Justin Kan wants you to watch. Everything. And I mean everything. He's the guy behind Justin.tv, which is a postmodern, surreal and mildly entertaining site that broadcasts his every move, 24 hours a day, 7 days week. (I know what you're thinking: Yes, even when he goes to the bathroom.) It's all done with a camera attached to his head and a laptop, and in odd mirror-in-mirror moments you see him working on the Justin.tv site or chatting with viewers.

Justin encourages people to write messages and make suggestions, and at one point he even allowed people to call him on his cell phone, but that apparently got too popular. (He says he gets a lot of requests to visit a strip club.) He's a Yale graduate and enlisted a few friends or "cast members" to help run the operation, which he calls "lifecasting." A couple of sponsors help him fund the project. Two weeks into it, he's getting national attention and I suspect his video feeds will suffer as a result, though he soldiers on. It's very "EdTV" or "Truman Show."
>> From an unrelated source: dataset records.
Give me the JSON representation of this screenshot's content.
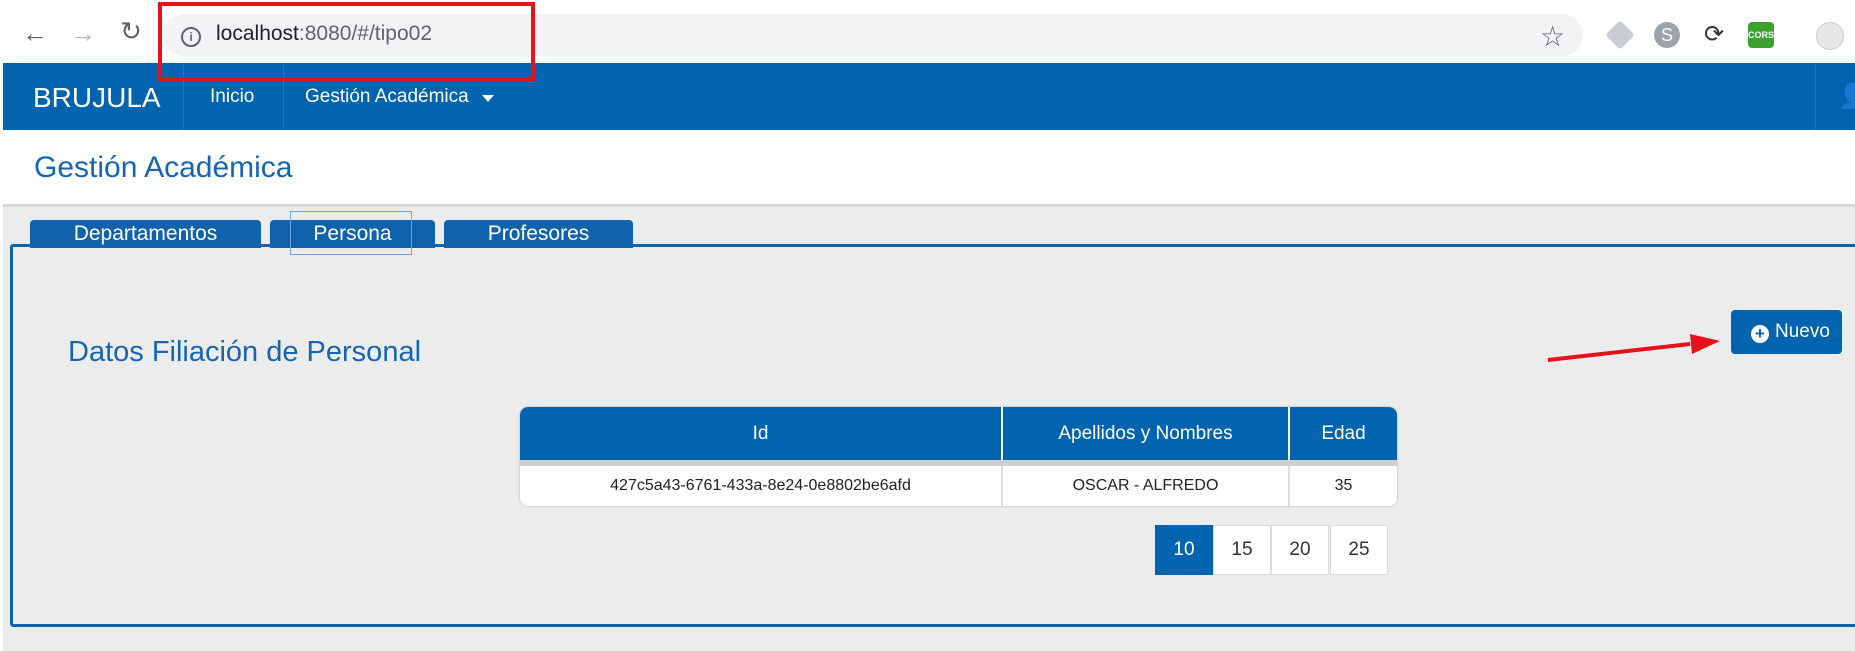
{
  "browser": {
    "url_host": "localhost",
    "url_rest": ":8080/#/tipo02",
    "back_icon": "arrow-left-icon",
    "forward_icon": "arrow-right-icon",
    "reload_icon": "reload-icon",
    "bookmark_icon": "star-icon",
    "extensions": [
      "cube-extension-icon",
      "skype-extension-icon",
      "sync-extension-icon",
      "cors-extension-icon",
      "avatar-icon"
    ],
    "cors_label": "CORS"
  },
  "navbar": {
    "brand": "BRUJULA",
    "items": [
      {
        "label": "Inicio"
      },
      {
        "label": "Gestión Académica",
        "has_dropdown": true
      }
    ],
    "color": "#0264ae"
  },
  "page": {
    "title": "Gestión Académica"
  },
  "tabs": [
    {
      "label": "Departamentos",
      "active": false
    },
    {
      "label": "Persona",
      "active": true
    },
    {
      "label": "Profesores",
      "active": false
    }
  ],
  "section": {
    "title": "Datos Filiación de Personal",
    "new_button_label": "Nuevo"
  },
  "table": {
    "headers": [
      "Id",
      "Apellidos y Nombres",
      "Edad"
    ],
    "rows": [
      [
        "427c5a43-6761-433a-8e24-0e8802be6afd",
        "OSCAR - ALFREDO",
        "35"
      ]
    ]
  },
  "pagination": {
    "options": [
      "10",
      "15",
      "20",
      "25"
    ],
    "selected": "10"
  },
  "annotations": {
    "highlight_color": "#e8101a"
  }
}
Hasn't all this blogging and podcasting and MySpace-ing and YouTube-ing and online exposure and soul-baring personal insight gone just a wee bit too far? Isn't this simply a high-tech novelty act? The motto on Justin.tv is: "Waste your life watching other people waste their lives." While it's a somewhat intriguing social experiment, I'm tempted to agree.

The problem is, I can't stop watching.